Big thanks for response. Any progress (or regress) will be reported. Greetings.


----------



## mgorman87 (Mar 27, 2011)

According to your BIOS manual, you should be able to place the BIOS update on a USB stick and then use the BIOS update utility from the BIOS


----------



## Celestron (May 28, 2011)

I installed actual ASACPI.sys, remove Daemon Tools and install new BIOS. System becomes completely unstable, so i cancel cpu overclock, and then system backs to "normal". Now BSOD and reset with 10D error happened again. So i have system resistant for overclocking and susceptible to old errors . What can i do more with that?


----------



## mgorman87 (Mar 27, 2011)

I would contact Alesis support and see if they can help you.


----------



## Celestron (May 28, 2011)

Alesis support ignored me. Not even small response.

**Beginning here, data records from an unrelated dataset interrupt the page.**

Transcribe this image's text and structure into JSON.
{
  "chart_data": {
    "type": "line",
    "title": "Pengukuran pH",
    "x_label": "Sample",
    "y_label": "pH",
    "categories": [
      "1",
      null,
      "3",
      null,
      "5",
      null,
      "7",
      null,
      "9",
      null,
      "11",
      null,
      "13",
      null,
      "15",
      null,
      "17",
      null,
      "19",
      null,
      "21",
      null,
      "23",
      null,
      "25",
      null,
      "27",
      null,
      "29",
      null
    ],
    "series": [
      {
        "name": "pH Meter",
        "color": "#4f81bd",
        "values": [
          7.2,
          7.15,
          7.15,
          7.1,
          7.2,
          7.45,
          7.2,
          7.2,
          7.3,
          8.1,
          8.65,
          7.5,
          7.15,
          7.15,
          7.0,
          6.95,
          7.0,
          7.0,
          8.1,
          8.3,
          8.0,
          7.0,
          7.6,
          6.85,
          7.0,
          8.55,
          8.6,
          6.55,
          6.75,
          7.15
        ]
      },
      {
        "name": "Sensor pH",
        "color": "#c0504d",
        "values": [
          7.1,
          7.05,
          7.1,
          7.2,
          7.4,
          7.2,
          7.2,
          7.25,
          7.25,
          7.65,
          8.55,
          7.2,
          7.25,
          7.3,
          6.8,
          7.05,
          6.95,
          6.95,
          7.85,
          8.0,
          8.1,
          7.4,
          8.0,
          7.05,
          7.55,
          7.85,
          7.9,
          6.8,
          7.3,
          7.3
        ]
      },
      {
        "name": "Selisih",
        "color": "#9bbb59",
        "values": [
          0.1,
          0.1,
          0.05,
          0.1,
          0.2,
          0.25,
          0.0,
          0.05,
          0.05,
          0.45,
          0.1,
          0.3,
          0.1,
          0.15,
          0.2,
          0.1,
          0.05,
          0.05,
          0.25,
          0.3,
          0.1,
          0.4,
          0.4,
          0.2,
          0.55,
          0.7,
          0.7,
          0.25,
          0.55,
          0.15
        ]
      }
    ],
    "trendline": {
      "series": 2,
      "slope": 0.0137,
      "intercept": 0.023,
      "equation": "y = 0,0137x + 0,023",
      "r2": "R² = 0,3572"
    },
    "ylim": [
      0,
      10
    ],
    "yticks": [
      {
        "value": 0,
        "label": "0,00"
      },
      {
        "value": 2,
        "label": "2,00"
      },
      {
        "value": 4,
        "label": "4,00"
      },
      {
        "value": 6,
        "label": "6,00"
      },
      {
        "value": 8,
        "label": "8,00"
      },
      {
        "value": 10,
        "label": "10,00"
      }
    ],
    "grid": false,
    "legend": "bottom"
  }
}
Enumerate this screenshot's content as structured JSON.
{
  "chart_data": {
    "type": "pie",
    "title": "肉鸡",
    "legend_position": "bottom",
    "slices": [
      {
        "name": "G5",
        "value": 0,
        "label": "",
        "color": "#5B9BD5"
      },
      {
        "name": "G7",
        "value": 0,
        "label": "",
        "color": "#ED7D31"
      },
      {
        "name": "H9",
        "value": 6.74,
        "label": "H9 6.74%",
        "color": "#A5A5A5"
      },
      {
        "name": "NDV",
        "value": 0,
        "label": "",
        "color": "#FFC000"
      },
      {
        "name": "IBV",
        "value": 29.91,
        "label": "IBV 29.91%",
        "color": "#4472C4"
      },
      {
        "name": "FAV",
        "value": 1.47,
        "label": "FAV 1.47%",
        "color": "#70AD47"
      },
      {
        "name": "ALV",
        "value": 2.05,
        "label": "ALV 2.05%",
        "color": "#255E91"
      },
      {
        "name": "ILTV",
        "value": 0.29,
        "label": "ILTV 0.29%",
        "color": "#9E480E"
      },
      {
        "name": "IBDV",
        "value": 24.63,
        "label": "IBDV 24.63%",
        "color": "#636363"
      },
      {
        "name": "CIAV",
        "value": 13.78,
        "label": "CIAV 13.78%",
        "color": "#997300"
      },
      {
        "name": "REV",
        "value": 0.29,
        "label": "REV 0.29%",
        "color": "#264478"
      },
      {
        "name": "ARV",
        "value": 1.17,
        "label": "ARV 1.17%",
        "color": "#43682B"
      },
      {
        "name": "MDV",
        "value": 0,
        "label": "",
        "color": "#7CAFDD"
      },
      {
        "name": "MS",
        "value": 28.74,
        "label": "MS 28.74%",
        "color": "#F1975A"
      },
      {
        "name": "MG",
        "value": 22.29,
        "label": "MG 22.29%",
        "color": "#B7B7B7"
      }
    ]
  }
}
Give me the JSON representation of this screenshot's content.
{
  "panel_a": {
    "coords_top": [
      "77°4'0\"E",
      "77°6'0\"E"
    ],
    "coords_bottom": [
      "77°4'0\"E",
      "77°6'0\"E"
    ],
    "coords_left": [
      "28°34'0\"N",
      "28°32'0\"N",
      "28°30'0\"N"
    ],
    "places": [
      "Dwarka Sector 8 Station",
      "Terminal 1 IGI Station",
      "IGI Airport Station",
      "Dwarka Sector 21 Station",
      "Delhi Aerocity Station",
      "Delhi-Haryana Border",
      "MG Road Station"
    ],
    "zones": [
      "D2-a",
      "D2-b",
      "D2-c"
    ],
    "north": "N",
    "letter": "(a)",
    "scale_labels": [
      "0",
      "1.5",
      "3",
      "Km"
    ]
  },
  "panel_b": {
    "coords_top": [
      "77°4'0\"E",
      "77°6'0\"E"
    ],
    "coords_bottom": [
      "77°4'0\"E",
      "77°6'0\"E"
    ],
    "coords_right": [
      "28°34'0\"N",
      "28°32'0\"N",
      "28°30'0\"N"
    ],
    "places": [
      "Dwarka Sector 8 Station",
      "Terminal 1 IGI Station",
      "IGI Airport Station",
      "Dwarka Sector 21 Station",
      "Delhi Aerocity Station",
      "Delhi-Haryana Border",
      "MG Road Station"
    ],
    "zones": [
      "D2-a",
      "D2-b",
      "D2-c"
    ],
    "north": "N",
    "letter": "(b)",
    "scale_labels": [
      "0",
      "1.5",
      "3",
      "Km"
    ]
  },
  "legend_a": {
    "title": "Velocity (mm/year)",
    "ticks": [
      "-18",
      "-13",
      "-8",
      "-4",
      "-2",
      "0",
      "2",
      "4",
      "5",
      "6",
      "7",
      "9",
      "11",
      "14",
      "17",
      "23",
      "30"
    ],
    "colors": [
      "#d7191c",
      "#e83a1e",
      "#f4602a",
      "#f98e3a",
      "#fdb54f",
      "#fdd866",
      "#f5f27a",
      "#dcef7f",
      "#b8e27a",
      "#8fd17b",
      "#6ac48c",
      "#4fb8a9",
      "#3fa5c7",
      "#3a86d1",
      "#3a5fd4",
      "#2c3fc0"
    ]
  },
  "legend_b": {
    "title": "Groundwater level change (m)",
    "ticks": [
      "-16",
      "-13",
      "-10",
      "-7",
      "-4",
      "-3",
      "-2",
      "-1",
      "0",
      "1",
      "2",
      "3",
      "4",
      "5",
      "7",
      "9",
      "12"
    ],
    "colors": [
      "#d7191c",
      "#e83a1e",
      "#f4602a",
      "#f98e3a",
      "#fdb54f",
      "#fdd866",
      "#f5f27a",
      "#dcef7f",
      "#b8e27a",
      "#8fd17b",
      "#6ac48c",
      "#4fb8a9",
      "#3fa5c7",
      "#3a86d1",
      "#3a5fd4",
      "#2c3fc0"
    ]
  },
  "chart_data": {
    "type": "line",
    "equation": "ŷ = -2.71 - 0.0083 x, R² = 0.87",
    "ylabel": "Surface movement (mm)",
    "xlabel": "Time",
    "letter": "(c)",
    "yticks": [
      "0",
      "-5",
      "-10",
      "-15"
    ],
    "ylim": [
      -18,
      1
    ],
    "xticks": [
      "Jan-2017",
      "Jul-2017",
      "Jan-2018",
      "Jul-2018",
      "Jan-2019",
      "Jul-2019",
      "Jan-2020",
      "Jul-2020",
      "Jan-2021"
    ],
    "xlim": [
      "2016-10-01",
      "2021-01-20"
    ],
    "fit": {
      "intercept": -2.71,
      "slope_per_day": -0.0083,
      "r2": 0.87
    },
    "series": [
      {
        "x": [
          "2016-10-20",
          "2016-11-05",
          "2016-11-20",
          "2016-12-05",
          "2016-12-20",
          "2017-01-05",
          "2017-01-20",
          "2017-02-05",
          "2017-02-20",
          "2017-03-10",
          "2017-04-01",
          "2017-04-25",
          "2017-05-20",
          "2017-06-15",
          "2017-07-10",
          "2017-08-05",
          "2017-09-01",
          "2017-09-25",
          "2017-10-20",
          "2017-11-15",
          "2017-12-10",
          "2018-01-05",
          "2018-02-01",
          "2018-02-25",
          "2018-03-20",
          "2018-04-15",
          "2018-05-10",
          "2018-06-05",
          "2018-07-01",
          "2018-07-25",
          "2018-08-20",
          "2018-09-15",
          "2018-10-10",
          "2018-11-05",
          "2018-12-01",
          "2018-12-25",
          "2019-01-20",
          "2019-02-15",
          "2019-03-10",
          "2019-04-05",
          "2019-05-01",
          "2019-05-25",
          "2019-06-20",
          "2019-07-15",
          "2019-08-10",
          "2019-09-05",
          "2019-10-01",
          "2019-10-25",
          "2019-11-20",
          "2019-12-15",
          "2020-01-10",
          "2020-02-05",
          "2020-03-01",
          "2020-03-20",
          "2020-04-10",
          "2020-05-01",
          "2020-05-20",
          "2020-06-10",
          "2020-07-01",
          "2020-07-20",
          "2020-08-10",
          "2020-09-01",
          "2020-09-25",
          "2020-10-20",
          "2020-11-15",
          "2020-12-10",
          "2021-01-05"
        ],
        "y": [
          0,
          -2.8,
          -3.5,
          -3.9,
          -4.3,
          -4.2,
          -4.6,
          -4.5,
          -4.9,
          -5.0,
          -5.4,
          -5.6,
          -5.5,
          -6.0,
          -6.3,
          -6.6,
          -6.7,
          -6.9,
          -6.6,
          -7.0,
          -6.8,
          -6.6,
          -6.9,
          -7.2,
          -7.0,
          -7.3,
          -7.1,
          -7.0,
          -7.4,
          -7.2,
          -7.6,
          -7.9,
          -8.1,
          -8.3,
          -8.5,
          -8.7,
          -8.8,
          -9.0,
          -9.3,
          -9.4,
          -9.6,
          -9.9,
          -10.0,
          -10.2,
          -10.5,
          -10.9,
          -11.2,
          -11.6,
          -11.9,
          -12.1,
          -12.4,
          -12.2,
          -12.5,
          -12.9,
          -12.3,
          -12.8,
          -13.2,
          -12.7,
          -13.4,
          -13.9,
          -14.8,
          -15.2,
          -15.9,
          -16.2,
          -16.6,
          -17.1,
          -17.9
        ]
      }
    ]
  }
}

Is it possible to resolve this problem by new firewire card? (Something like that: http://images.okazje.info.pl/p/komp...800-400-2xieee1394b-1xieee1394a-ds-33205-.jpg)

Or new mobo will be necessary?


----------



## mgorman87 (Mar 27, 2011)

You can try. I would start with the firewire card since that seems like the easiest to test. If that doesn't work then I would try a new motherboard.


----------